Human activity recognition technology is growing in popularity (e.g. fitbit) and the extent to which the data collected from these devices can be used to benefit people is still being explored. This data set was collected in an effort to answer whether human activity recognition technology can be used to assess the quality with which an exercise is carried out. This data set consisted of 6 young healthy male participants (age 20-28) who wore three on-body accelerometers, one around the abdomen, another around the wrist, one around the arm, and an additional one on a dumbbell. The participants had little weight lifting experience and used a dumbbell (1.25 kg) to perform one set of 10 repetitions of the Unilateral Dumbbell Biceps Curl in five different fashions under the supervision of an experienced weight lifter.
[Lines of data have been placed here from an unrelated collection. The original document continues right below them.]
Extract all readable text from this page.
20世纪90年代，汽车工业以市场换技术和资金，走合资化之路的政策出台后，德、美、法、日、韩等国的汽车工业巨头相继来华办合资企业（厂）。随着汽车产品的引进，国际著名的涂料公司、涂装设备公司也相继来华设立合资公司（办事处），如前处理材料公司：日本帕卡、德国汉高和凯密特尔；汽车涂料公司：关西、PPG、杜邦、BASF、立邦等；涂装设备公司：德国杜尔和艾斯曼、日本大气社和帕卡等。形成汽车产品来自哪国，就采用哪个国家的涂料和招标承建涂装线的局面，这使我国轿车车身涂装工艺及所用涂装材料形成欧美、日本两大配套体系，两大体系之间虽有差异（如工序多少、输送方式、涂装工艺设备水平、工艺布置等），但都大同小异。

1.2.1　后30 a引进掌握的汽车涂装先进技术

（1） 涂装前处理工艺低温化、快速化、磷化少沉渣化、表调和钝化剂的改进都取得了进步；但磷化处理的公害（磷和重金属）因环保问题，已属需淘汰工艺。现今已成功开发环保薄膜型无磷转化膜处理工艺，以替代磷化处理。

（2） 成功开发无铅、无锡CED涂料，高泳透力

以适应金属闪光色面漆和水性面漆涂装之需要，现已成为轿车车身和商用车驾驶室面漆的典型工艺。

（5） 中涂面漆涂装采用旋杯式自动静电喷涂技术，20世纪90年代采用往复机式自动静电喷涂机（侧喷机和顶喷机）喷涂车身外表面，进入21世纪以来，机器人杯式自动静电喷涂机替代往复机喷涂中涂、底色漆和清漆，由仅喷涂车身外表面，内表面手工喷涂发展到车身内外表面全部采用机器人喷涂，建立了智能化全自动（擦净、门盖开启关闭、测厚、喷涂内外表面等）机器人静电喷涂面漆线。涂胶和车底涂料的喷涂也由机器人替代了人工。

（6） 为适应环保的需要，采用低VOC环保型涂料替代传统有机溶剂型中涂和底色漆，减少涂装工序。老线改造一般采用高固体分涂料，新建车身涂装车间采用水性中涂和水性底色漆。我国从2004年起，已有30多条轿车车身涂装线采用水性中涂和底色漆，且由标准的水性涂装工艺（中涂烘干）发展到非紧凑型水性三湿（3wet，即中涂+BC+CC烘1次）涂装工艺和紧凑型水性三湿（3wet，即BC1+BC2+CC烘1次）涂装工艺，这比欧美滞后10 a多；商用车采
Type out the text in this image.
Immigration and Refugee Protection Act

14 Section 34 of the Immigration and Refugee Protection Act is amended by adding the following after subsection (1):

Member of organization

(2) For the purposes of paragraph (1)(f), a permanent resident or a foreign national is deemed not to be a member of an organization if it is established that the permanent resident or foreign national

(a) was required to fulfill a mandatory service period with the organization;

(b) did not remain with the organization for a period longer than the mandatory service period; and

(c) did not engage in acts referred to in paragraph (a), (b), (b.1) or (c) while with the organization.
The outcome variable of interest is the different manners in which the dumbbell curls were carried out (referred to as classe in the dataset). These include doing the curl exactly according to the specification (Class A), throwing the elbows to the front (Class B), lifting the dumbbell only halfway (Class C), lowering the dumbbell only halfway (Class D) and throwing the hips to the front (Class E). Class A is the correct manner in which the exercise should be carried out, while the other classes are common errors.
The predictors of interest include 152 predictors with information about the magnitude, acceleration, and gyroscope position of the different accelerometers in addition to summary statistics such as variance and standard deviation.
The data set can be found at the following link
Velloso, E.; Bulling, A.; Gellersen, H.; Ugulino, W.; Fuks, H. Qualitative Activity Recognition of Weight Lifting Exercises. Proceedings of 4th International Conference in Cooperation with SIGCHI (Augmented Human ’13) . Stuttgart, Germany: ACM SIGCHI, 2013.